At Publix grocery stores on Daniel Island and Point Hope Parkway, increased demand for certain items (paper products, meats, eggs, etc.) is temporarily reducing supplies. But according to Maria Brous, the chain’s communications director, all locations are diligently focused on restocking shelves, conducting preventative cleaning measures and taking care of associates, customers, communities and each other.
“We continue to make daily deliveries to our stores and work closely with our supplier community to replenish inventory levels,” she said. “Our stores continue to be extremely busy. Our warehousing and distribution centers are working around the clock to receive product from our suppliers and to ship product to our stores. Last week alone, we delivered almost 12,000 truckloads to our stores.”
Brous asked that customers shop as they normally would and not stockpile. They’ve also added special hours for seniors to shop — 7 to 8 a.m. on Tuesdays and Wednesdays.
And while no one knows exactly when things might begin to return to normal for businesses and customers, most weathering these less-than-ideal conditions are displaying genuine feelings of gratitude.
“The one thing I would really love to express to you is the people, especially here on the island, have been so incredibly awesome,” said Isenberg. “Just supportive and making to go orders and tipping the team, they’ve just been fantastic. They say, ‘you know I’m here to support – what can I order?’ It’s been a real good feeling.”
“We’ll get back there,” added Turner, reflecting on an anticipated return to normal. “And then we’ll all appreciate it that much more. Nobody is immune. We’re all in this together and I think we just have to keep reminding ourselves of that. All the businesses here on the island – we’re all having the same struggles. We all have the same questions. And we’ll just navigate it together.”

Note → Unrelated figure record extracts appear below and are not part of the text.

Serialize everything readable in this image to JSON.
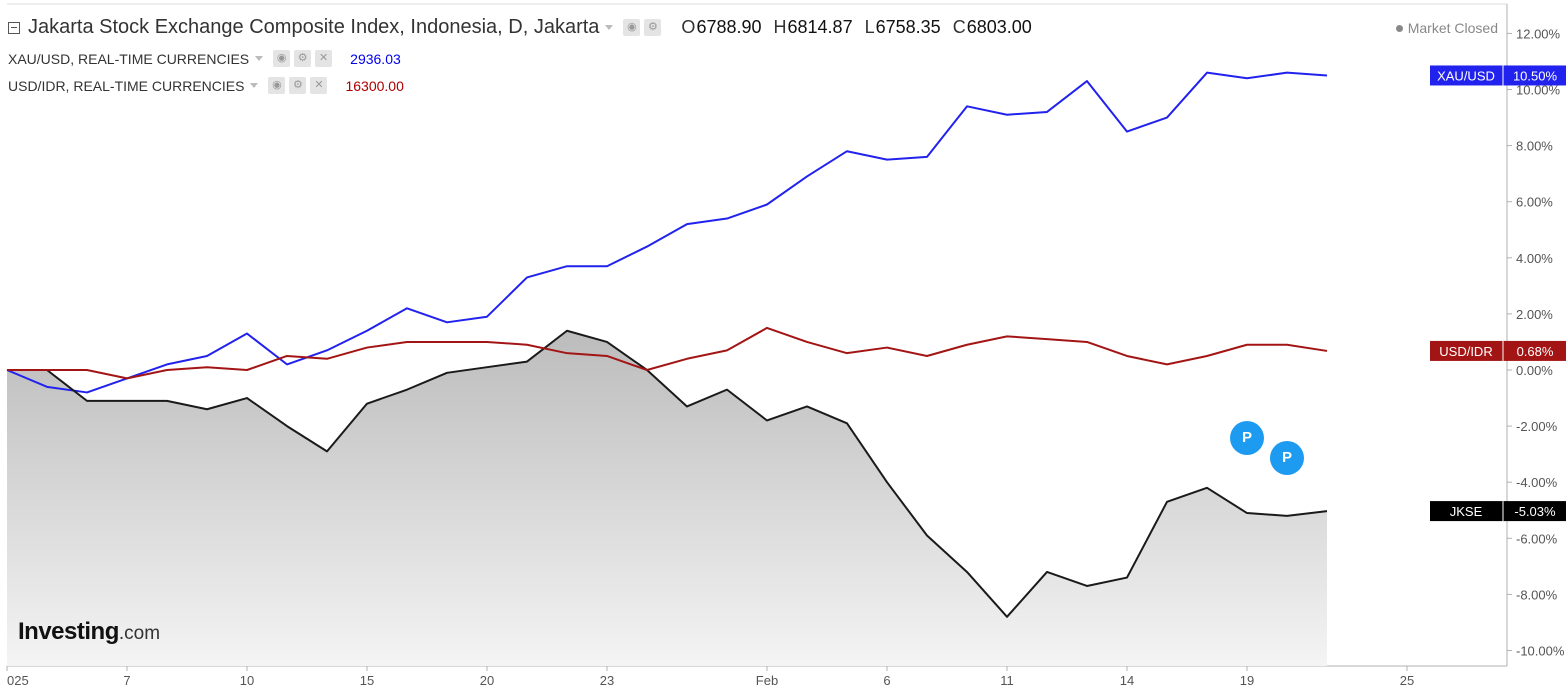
{
  "header": {
    "title": "Jakarta Stock Exchange Composite Index, Indonesia, D, Jakarta",
    "ohlc": [
      {
        "k": "O",
        "v": "6788.90"
      },
      {
        "k": "H",
        "v": "6814.87"
      },
      {
        "k": "L",
        "v": "6758.35"
      },
      {
        "k": "C",
        "v": "6803.00"
      }
    ],
    "status": "Market Closed"
  },
  "legend": [
    {
      "label": "XAU/USD, REAL-TIME CURRENCIES",
      "value": "2936.03",
      "color": "#0000ee"
    },
    {
      "label": "USD/IDR, REAL-TIME CURRENCIES",
      "value": "16300.00",
      "color": "#aa0000"
    }
  ],
  "logo": {
    "main": "Investing",
    "suffix": ".com"
  },
  "markers": {
    "label": "P",
    "color": "#1d9bf0"
  },
  "chart_data": {
    "type": "line",
    "y_axis": {
      "min": -10.5,
      "max": 12.5,
      "ticks": [
        12,
        10,
        8,
        6,
        4,
        2,
        0,
        -2,
        -4,
        -6,
        -8,
        -10
      ],
      "tick_labels": [
        "12.00%",
        "10.00%",
        "8.00%",
        "6.00%",
        "4.00%",
        "2.00%",
        "0.00%",
        "-2.00%",
        "-4.00%",
        "-6.00%",
        "-8.00%",
        "-10.00%"
      ]
    },
    "x_axis": {
      "ticks": [
        {
          "x": 0,
          "label": "025"
        },
        {
          "x": 3,
          "label": "7"
        },
        {
          "x": 6,
          "label": "10"
        },
        {
          "x": 9,
          "label": "15"
        },
        {
          "x": 12,
          "label": "20"
        },
        {
          "x": 15,
          "label": "23"
        },
        {
          "x": 19,
          "label": "Feb"
        },
        {
          "x": 22,
          "label": "6"
        },
        {
          "x": 25,
          "label": "11"
        },
        {
          "x": 28,
          "label": "14"
        },
        {
          "x": 31,
          "label": "19"
        },
        {
          "x": 35,
          "label": "25"
        }
      ],
      "range": [
        0,
        37.4
      ]
    },
    "series": [
      {
        "name": "XAU/USD",
        "color": "#2222ee",
        "last_label": "10.50%",
        "values": [
          0,
          -0.6,
          -0.8,
          -0.3,
          0.2,
          0.5,
          1.3,
          0.2,
          0.7,
          1.4,
          2.2,
          1.7,
          1.9,
          3.3,
          3.7,
          3.7,
          4.4,
          5.2,
          5.4,
          5.9,
          6.9,
          7.8,
          7.5,
          7.6,
          9.4,
          9.1,
          9.2,
          10.3,
          8.5,
          9.0,
          10.6,
          10.4,
          10.6,
          10.5
        ]
      },
      {
        "name": "USD/IDR",
        "color": "#a31515",
        "last_label": "0.68%",
        "values": [
          0,
          0,
          0,
          -0.3,
          0,
          0.1,
          0,
          0.5,
          0.4,
          0.8,
          1.0,
          1.0,
          1.0,
          0.9,
          0.6,
          0.5,
          0,
          0.4,
          0.7,
          1.5,
          1.0,
          0.6,
          0.8,
          0.5,
          0.9,
          1.2,
          1.1,
          1.0,
          0.5,
          0.2,
          0.5,
          0.9,
          0.9,
          0.68
        ]
      },
      {
        "name": "JKSE",
        "color": "#1a1a1a",
        "last_label": "-5.03%",
        "values": [
          0,
          0,
          -1.1,
          -1.1,
          -1.1,
          -1.4,
          -1.0,
          -2.0,
          -2.9,
          -1.2,
          -0.7,
          -0.1,
          0.1,
          0.3,
          1.4,
          1.0,
          0,
          -1.3,
          -0.7,
          -1.8,
          -1.3,
          -1.9,
          -4.0,
          -5.9,
          -7.2,
          -8.8,
          -7.2,
          -7.7,
          -7.4,
          -4.7,
          -4.2,
          -5.1,
          -5.2,
          -5.03
        ]
      }
    ]
  }
}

Editor’s note: Information in this story was as of press time for the March 26 issue. For updates on local restaurant offerings or operational status, please visit their websites and social media pages.
Refuel debuts new app, delivery service
The Daniel Island Refuel gas station and convenience store just got a whole lot more convenient. In response to social distancing prompted by the coronavirus outbreak, the store has launched a new app for ordering items, as well as a delivery service.
“The app will allow you to create a shopping list of things in the store that are the fastest moving items,” said Refuel President and CEO Mark Jordan.
The app is debuting first on Daniel Island, added Jordan, who owns a total of 36 Refuel locations, to allow him to collect some feedback from friends and customers.
“It’s such a cool store,” said Jordan, of the island location. “… When we notice what sells and what doesn’t, we’re going to make some adjustments.”
At first, there will be no fee for deliveries ordered through the app as the new service rolls out.
Overall, supplies have been good in the stores, noted Jordan, with a few exceptions. But he believes they will be able to “fully recover” this week. Jordan is also expecting to get a new shipment of 100,000 bottles of hand sanitizer (for the first couple of days of the delivery service, all orders will include a free bottle).
If all goes well with the app, it will be expanded to the other Refuel locations. The company is currently expanding locations into Mississippi and Arkansas.
To download the new app, search “Refuel Market” in your phone’s app store.